Затем мой школьный товарищ — а он и правда со мной учился, — загибая пальцы здоровой руки, начал перечислять наши эсминцы, потопленные или серьезно поврежденные под Нарвиком. Едва ли не профессионально владея предметом, он оперировал точными данными, рассказал, например, что один боевой корабль водоизмещением в тысячу восемьсот тонн — он привел и название судна — пришлось посадить на мель. Пальцев здоровой руки не хватило.

Он знал мельчайшие тактико-технические подробности, вплоть до вооружения и количества узлов у английского дредноута «Уорспайт»; впрочем, и мы, дети портового города, могли назубок отбарабанить характеристики как своих, так и вражеских кораблей: водоизмещение, численность экипажа, количество и калибр орудий, наличие торпедных аппаратов, год спуска на воду. Тем не менее его осведомленность о сражении под Нарвиком нас поразила, поскольку он знал гораздо больше, чем можно было почерпнуть из каждодневных сводок, которые передавались по радио.

«Ни черта вы не знаете, что там было на самом деле. Тяжелые потери. Очень тяжелые!»

Несмотря на наше изумление, никто не возразил, и вопросов, откуда ему все это так доподлинно известно, мы не задавали — я не задавал.

Спустя полвека, когда обозначились первые последствия наспех свершившегося «объединения Германии», мы посетили родину моей жены Уты, свободный от автомобилей остров Хиддензее. Он вытянулся неподалеку от берега присоединенной Восточной Германии, уютно расположившись между морем и «бодденом», то есть морским мелководьем, поэтому угрожают острову не столько сильные штормы и вызванные ими наводнения, сколько разлившиеся повсеместно потоки туристов.

После долгой прогулки по окрестным лугам мы заглянули в Нойендорф, чтобы навестить друга детских лет моей жены — Мартина Груна, который некогда отважился на побег из ГДР в Швецию на надувной лодке, однако через несколько лет вернулся в рабоче-крестьянское государство, вышел на пенсию и угомонился. Сейчас он выглядит настолько домашним, привязанным к насиженному месту, что ни за что не подумаешь, будто он способен на авантюры.

За кофе с пирожным мы болтали о том о сем: о его менеджерской карьере на Западе, о многочисленных командировках от концерна «Крупп» в Индию, Австралию и так далее. Он поведал о неудачной попытке создать совместное восточно-западное предприятие и о том, что теперь он отдает все свое время последнему увлечению — вершевой рыбалке в прибрежных водах.

Затем довольный, судя по всему, жизнью «возвращенец» вспомнил знакомого, который живет в Фитте, одной из трех деревень острова, и который упорно твердит, что, мол, когда-то был в Данциге моим одноклассником. Фамилия его — Хайнрихс, имя — Вольфганг.

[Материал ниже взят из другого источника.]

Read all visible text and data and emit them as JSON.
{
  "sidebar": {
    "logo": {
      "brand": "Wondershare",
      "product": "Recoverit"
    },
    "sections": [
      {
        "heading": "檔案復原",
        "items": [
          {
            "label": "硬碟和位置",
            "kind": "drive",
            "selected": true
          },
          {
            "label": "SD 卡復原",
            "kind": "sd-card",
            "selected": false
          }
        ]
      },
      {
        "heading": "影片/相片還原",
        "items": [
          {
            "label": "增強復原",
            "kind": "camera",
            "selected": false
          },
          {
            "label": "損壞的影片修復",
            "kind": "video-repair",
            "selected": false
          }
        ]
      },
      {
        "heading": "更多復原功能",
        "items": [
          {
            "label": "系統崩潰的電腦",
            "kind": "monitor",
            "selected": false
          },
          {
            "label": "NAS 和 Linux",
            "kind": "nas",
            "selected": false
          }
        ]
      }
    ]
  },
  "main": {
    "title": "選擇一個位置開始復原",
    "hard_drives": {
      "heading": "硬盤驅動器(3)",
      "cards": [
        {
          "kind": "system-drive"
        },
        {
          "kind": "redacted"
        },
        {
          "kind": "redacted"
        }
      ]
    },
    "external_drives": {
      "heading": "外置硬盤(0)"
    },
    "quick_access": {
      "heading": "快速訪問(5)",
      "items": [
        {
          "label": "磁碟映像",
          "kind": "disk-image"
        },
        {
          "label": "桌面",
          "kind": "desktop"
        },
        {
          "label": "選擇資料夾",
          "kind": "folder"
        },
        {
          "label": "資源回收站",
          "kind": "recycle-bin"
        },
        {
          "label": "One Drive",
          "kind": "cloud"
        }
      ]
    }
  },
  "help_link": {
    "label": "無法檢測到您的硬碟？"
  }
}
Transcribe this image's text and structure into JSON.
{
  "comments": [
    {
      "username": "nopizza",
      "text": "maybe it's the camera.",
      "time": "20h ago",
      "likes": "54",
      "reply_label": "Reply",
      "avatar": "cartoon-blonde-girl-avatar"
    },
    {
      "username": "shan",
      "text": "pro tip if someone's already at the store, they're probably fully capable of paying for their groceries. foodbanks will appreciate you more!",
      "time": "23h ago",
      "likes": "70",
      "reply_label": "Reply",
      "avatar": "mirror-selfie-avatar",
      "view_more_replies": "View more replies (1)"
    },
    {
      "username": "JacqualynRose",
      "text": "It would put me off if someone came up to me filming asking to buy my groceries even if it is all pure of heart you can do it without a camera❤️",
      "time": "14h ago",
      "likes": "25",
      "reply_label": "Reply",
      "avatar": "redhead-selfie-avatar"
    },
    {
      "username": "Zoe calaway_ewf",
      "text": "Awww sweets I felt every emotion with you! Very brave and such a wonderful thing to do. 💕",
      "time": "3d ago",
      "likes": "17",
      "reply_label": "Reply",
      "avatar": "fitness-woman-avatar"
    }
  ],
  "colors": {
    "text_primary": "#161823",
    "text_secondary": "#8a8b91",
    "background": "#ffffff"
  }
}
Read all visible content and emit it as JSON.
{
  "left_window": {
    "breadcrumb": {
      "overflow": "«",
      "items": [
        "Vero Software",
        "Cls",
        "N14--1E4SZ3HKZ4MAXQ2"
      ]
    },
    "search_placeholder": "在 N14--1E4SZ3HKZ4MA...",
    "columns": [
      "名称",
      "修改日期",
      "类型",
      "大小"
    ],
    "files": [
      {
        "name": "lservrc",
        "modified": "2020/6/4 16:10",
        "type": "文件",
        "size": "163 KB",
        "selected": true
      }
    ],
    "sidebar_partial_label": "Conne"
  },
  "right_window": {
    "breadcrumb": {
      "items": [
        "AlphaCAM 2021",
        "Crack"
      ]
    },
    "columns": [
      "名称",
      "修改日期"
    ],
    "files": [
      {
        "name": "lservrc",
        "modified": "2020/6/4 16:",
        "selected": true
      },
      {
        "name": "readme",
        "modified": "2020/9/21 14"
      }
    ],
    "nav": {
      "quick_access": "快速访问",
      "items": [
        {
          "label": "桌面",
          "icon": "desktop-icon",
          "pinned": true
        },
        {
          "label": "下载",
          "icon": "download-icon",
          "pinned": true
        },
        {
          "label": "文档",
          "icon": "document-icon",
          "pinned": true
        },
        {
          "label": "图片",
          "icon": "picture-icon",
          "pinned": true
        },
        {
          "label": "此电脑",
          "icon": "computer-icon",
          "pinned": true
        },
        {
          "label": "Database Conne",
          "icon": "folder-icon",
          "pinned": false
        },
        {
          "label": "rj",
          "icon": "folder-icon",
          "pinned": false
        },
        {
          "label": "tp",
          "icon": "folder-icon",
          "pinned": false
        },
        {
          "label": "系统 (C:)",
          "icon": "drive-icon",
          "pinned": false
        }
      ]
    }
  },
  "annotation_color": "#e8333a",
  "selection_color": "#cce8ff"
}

После моих уточняющих расспросов подтвердилось, что у этого знакомого повреждена левая рука и что он хорошо поет: «Да, поет до сих пор, хотя теперь все реже».

Потом они с Утой перешли к местным историям, где живые и мертвые общались друг с другом на здешнем диалекте. Мартин Грун, исполнивший свое юношеское желание повидать мир, не без гордости показал нам диковинные маски, пестрые ковры, деревянные украшения, развешенные на стенах. Напоследок мы выпили по рюмке шнапса.

Вернувшись по лугам в Фитте, Ута и я разыскали там стоящий за дюной дом, где жил Хайнрихс с женой. Дверь открыл высокий грузный мужчина, страдающий одышкой; опознавательной приметой служила для меня искалеченная рука. Чуть помедлив, бывшие одноклассники растроганно обнялись.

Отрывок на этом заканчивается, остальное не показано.